Intel has announced that they will stop making replaceable CPU's after
Haswell. From now on, all CPU's are supposed to be in BGA packaging,
which means you can only attach CPU's to the motherboard by soldiering
them on. You won't be seeing these in any home DIY's toolkit, so it's
the end of the road for that upgrade mechanism.


http://www.youtube.com/watch?v=KjKEmKUatJ4
and a whole bunch more at
http://www.youtube.com/results?searc...=bga+soldering

What, you mean you don't have a heat gun in your electronic toolbox
along with the soldering iron, or hot air station sitting on the shelf?
The spouse will get ****ed if you don't cleanup the pancake griddle
after using it to remove and resolder the BGA parts. You must have
soldering wick, though. Just means you'll have to put those old-school
soldering techniques in your backstore memory and learn how to desolder
and solder BGA parts.

You're just spoiled by sockets that made it possible for home users with
no or destructive soldering skills to add components to a mobo. Maybe
the parts vendors are getting tired of the returns by boobs that don't
employ anti-static measures, overclock, overheat, or otherwise destroy
good parts. Soldering on the CPU, chipset, memory, and other components
would certainly up the reliability of the assembly while reducing
returns from ignorant, lazy, or sloppy users.

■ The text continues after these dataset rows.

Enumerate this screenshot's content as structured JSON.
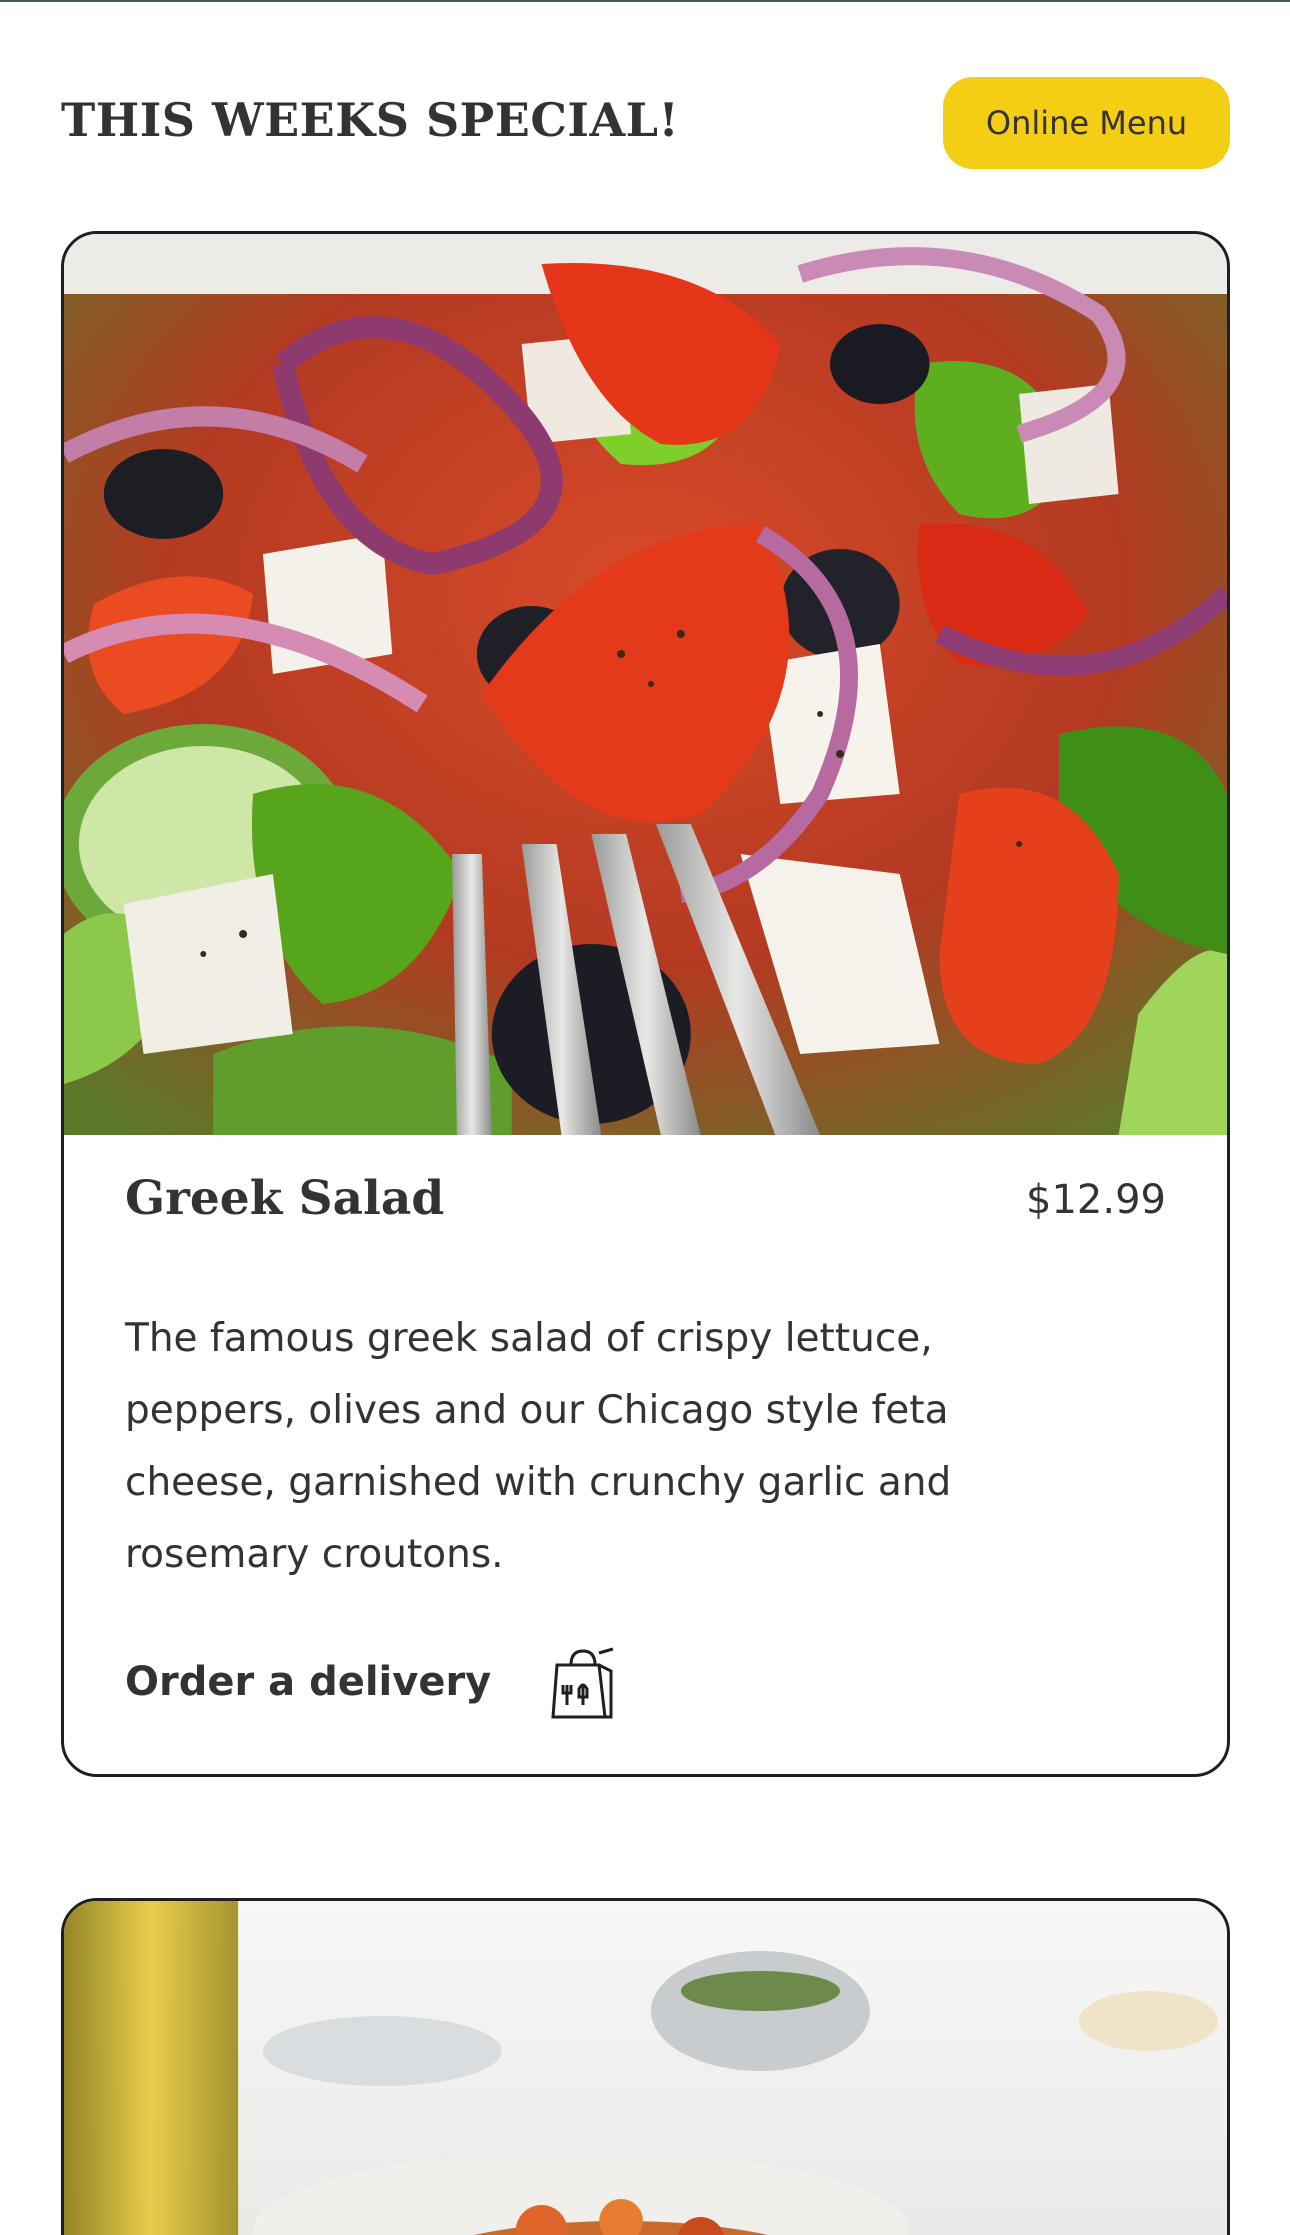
{
  "header": {
    "section_title": "THIS WEEKS SPECIAL!",
    "menu_button_label": "Online Menu"
  },
  "colors": {
    "accent_yellow": "#f4ce14",
    "text_dark": "#333333",
    "border": "#1f1f1f"
  },
  "specials": [
    {
      "name": "Greek Salad",
      "price": "$12.99",
      "description": "The famous greek salad of crispy lettuce, peppers, olives and our Chicago style feta cheese, garnished with crunchy garlic and rosemary croutons.",
      "order_label": "Order a delivery",
      "order_icon": "delivery-bag-icon",
      "photo": "greek-salad-photo"
    },
    {
      "photo": "bruschetta-photo"
    }
  ]
}
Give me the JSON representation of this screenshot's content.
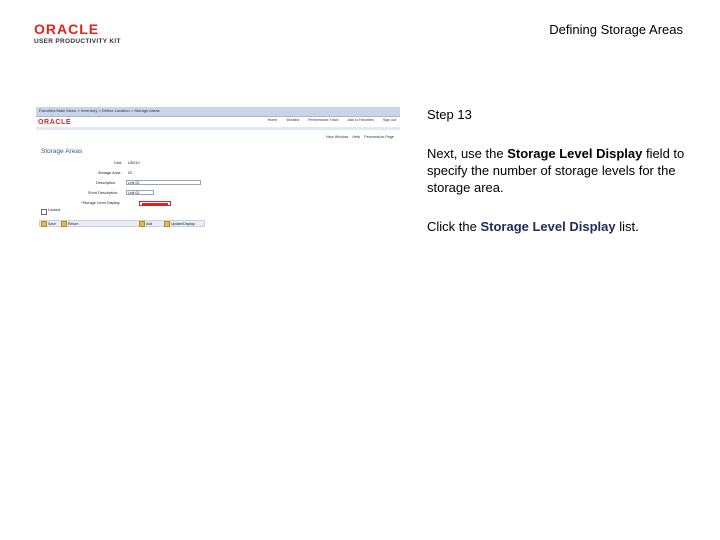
{
  "header": {
    "logo_brand": "ORACLE",
    "logo_product": "USER PRODUCTIVITY KIT",
    "title": "Defining Storage Areas"
  },
  "screenshot": {
    "breadcrumbs": "Favorites   Main Menu  >  Inventory  >  Define Location  >  Storage Areas",
    "brand": "ORACLE",
    "top_links": [
      "Home",
      "Worklist",
      "Performance Trace",
      "Add to Favorites",
      "Sign out"
    ],
    "page_links": [
      "New Window",
      "Help",
      "Personalize Page"
    ],
    "heading": "Storage Areas",
    "fields": {
      "unit_label": "Unit:",
      "unit_value": "US010",
      "storage_area_label": "Storage Area:",
      "storage_area_value": "02",
      "description_label": "Description:",
      "description_value": "Unit 02",
      "short_desc_label": "Short Description:",
      "short_desc_value": "Unit 02",
      "storage_level_label": "*Storage Level Display:"
    },
    "checkbox_label": "Locked",
    "buttons": [
      "Save",
      "Return",
      "Add",
      "Update/Display"
    ]
  },
  "instructions": {
    "step": "Step 13",
    "para1_before": "Next, use the ",
    "para1_bold": "Storage Level Display",
    "para1_after": " field to specify the number of storage levels for the storage area.",
    "para2_before": "Click the ",
    "para2_bold": "Storage Level Display",
    "para2_after": " list."
  }
}
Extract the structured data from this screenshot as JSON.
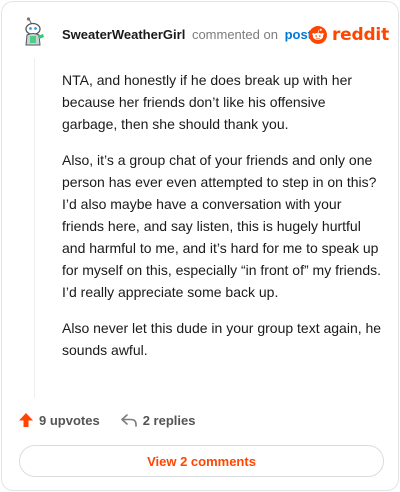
{
  "comment": {
    "username": "SweaterWeatherGirl",
    "commented_text": "commented on",
    "post_link": "post",
    "body": [
      "NTA, and honestly if he does break up with her because her friends don’t like his offensive garbage, then she should thank you.",
      "Also, it’s a group chat of your friends and only one person has ever even attempted to step in on this? I’d also maybe have a conversation with your friends here, and say listen, this is hugely hurtful and harmful to me, and it’s hard for me to speak up for myself on this, especially “in front of” my friends. I’d really appreciate some back up.",
      "Also never let this dude in your group text again, he sounds awful."
    ]
  },
  "brand": {
    "name": "reddit",
    "color": "#ff4500"
  },
  "actions": {
    "upvotes": "9 upvotes",
    "replies": "2 replies"
  },
  "view_button": "View 2 comments",
  "icons": {
    "avatar": "snoo-avatar-icon",
    "upvote": "upvote-arrow-icon",
    "reply": "reply-arrow-icon",
    "logo": "reddit-snoo-icon"
  }
}
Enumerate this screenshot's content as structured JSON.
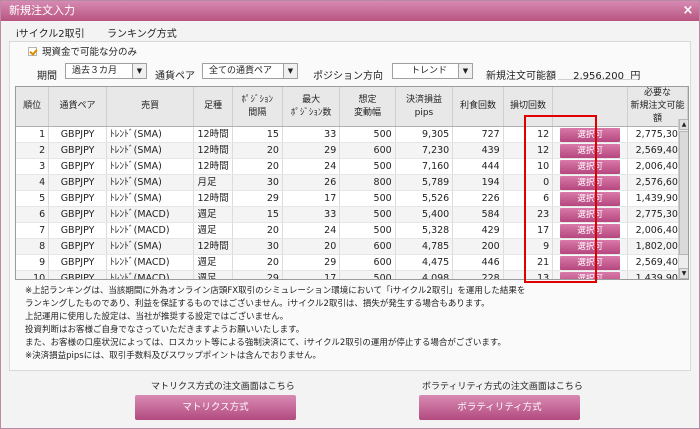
{
  "window": {
    "title": "新規注文入力",
    "close_glyph": "×"
  },
  "tabs": [
    {
      "label": "iサイクル2取引"
    },
    {
      "label": "ランキング方式"
    }
  ],
  "option": {
    "own_funds_label": "現資金で可能な分のみ",
    "checked": true
  },
  "filters": {
    "period_label": "期間",
    "period_value": "過去３カ月",
    "pair_label": "通貨ペア",
    "pair_value": "全ての通貨ペア",
    "position_label": "ポジション方向",
    "position_value": "トレンド",
    "available_label": "新規注文可能額",
    "available_value": "2,956,200",
    "available_unit": "円",
    "arrow_glyph": "▼"
  },
  "table": {
    "headers": [
      "順位",
      "通貨ペア",
      "売買",
      "足種",
      "ﾎﾟｼﾞｼｮﾝ\n間隔",
      "最大\nﾎﾟｼﾞｼｮﾝ数",
      "想定\n変動幅",
      "決済損益\npips",
      "利食回数",
      "損切回数",
      "",
      "必要な\n新規注文可能額"
    ],
    "select_label": "選択可",
    "rows": [
      {
        "rank": "1",
        "pair": "GBPJPY",
        "trade": "ﾄﾚﾝﾄﾞ(SMA)",
        "bar": "12時間",
        "interval": "15",
        "max": "33",
        "range": "500",
        "pips": "9,305",
        "tp": "727",
        "sl": "12",
        "required": "2,775,300"
      },
      {
        "rank": "2",
        "pair": "GBPJPY",
        "trade": "ﾄﾚﾝﾄﾞ(SMA)",
        "bar": "12時間",
        "interval": "20",
        "max": "29",
        "range": "600",
        "pips": "7,230",
        "tp": "439",
        "sl": "12",
        "required": "2,569,400"
      },
      {
        "rank": "3",
        "pair": "GBPJPY",
        "trade": "ﾄﾚﾝﾄﾞ(SMA)",
        "bar": "12時間",
        "interval": "20",
        "max": "24",
        "range": "500",
        "pips": "7,160",
        "tp": "444",
        "sl": "10",
        "required": "2,006,400"
      },
      {
        "rank": "4",
        "pair": "GBPJPY",
        "trade": "ﾄﾚﾝﾄﾞ(SMA)",
        "bar": "月足",
        "interval": "30",
        "max": "26",
        "range": "800",
        "pips": "5,789",
        "tp": "194",
        "sl": "0",
        "required": "2,576,600"
      },
      {
        "rank": "5",
        "pair": "GBPJPY",
        "trade": "ﾄﾚﾝﾄﾞ(SMA)",
        "bar": "12時間",
        "interval": "29",
        "max": "17",
        "range": "500",
        "pips": "5,526",
        "tp": "226",
        "sl": "6",
        "required": "1,439,900"
      },
      {
        "rank": "6",
        "pair": "GBPJPY",
        "trade": "ﾄﾚﾝﾄﾞ(MACD)",
        "bar": "週足",
        "interval": "15",
        "max": "33",
        "range": "500",
        "pips": "5,400",
        "tp": "584",
        "sl": "23",
        "required": "2,775,300"
      },
      {
        "rank": "7",
        "pair": "GBPJPY",
        "trade": "ﾄﾚﾝﾄﾞ(MACD)",
        "bar": "週足",
        "interval": "20",
        "max": "24",
        "range": "500",
        "pips": "5,328",
        "tp": "429",
        "sl": "17",
        "required": "2,006,400"
      },
      {
        "rank": "8",
        "pair": "GBPJPY",
        "trade": "ﾄﾚﾝﾄﾞ(SMA)",
        "bar": "12時間",
        "interval": "30",
        "max": "20",
        "range": "600",
        "pips": "4,785",
        "tp": "200",
        "sl": "9",
        "required": "1,802,000"
      },
      {
        "rank": "9",
        "pair": "GBPJPY",
        "trade": "ﾄﾚﾝﾄﾞ(MACD)",
        "bar": "週足",
        "interval": "20",
        "max": "29",
        "range": "600",
        "pips": "4,475",
        "tp": "446",
        "sl": "21",
        "required": "2,569,400"
      },
      {
        "rank": "10",
        "pair": "GBPJPY",
        "trade": "ﾄﾚﾝﾄﾞ(MACD)",
        "bar": "週足",
        "interval": "29",
        "max": "17",
        "range": "500",
        "pips": "4,098",
        "tp": "228",
        "sl": "13",
        "required": "1,439,900"
      }
    ]
  },
  "notes": [
    "※上記ランキングは、当該期間に外為オンライン店頭FX取引のシミュレーション環境において「iサイクル2取引」を運用した結果を",
    "ランキングしたものであり、利益を保証するものではございません。iサイクル2取引は、損失が発生する場合もあります。",
    "上記運用に使用した設定は、当社が推奨する設定ではございません。",
    "投資判断はお客様ご自身でなさっていただきますようお願いいたします。",
    "また、お客様の口座状況によっては、ロスカット等による強制決済にて、iサイクル2取引の運用が停止する場合がございます。",
    "※決済損益pipsには、取引手数料及びスワップポイントは含んでおりません。"
  ],
  "footer": {
    "matrix_caption": "マトリクス方式の注文画面はこちら",
    "matrix_button": "マトリクス方式",
    "vol_caption": "ボラティリティ方式の注文画面はこちら",
    "vol_button": "ボラティリティ方式"
  },
  "scroll": {
    "up_glyph": "▲",
    "down_glyph": "▼"
  }
}
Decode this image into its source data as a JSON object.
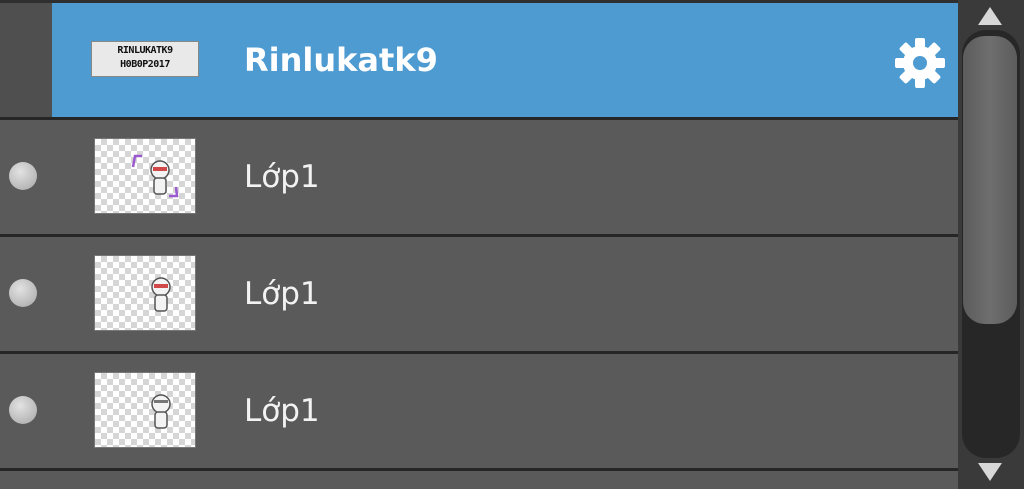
{
  "layers_panel": {
    "group": {
      "name": "Rinlukatk9",
      "thumbnail_lines": [
        "RINLUKATK9",
        "H0B0P2017"
      ],
      "selected": true,
      "icon": "gear-icon"
    },
    "layers": [
      {
        "name": "Lớp1",
        "visible_toggle": "radio-dot"
      },
      {
        "name": "Lớp1",
        "visible_toggle": "radio-dot"
      },
      {
        "name": "Lớp1",
        "visible_toggle": "radio-dot"
      }
    ],
    "scrollbar": {
      "up_icon": "arrow-up-icon",
      "down_icon": "arrow-down-icon"
    }
  },
  "colors": {
    "selected_row": "#4e9bd2",
    "row": "#5a5a5a",
    "text": "#f2f2f2"
  }
}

Intel¢s Haswell Could Be Last Interchangeable Desktop Microprocessors -
Report - X-bit labs
http://www.xbitlabs.com/news/cpu/dis...rs_Report.html


That wouldn't prevent first-time soldering of the CPU onto the BGA grid.
The mobo maker could just make a plastic frame to hold the chip in place
(both for position along with affixing to the mobo via spring clip) and
the user would use a soldering iron with a tip designed for the BGA grid
pattern. The user would buy the mobo they want, the CPU they want, and
then do a one-time solder of the CPU onto the mobo. After all, after
you buy the mobo and CPU and put them together, how often have you
actually replaced the CPU? Yeah, if the CPU goes bad then you have to
replace it but have you had to do so? When the CPU gets too old,
underpowered, or lacking in firmware features, do you really replace
just the CPU or do you replace the CPU, mobo, memory, and the whole
smash to upgrade to newer hardware?

Also, you can already buy mobo+CPU combos from online vendors. Most
times they pre-install the CPU so all you have to do is attached the
heatsink+fan (and sometimes you don't have to do that if you stay with
the stock HSF for the CPU). So instead of them sliding the CPU into the
ZIF socket for you, they'll have an inventory of pre-soldered
combinations and you pick one to buy.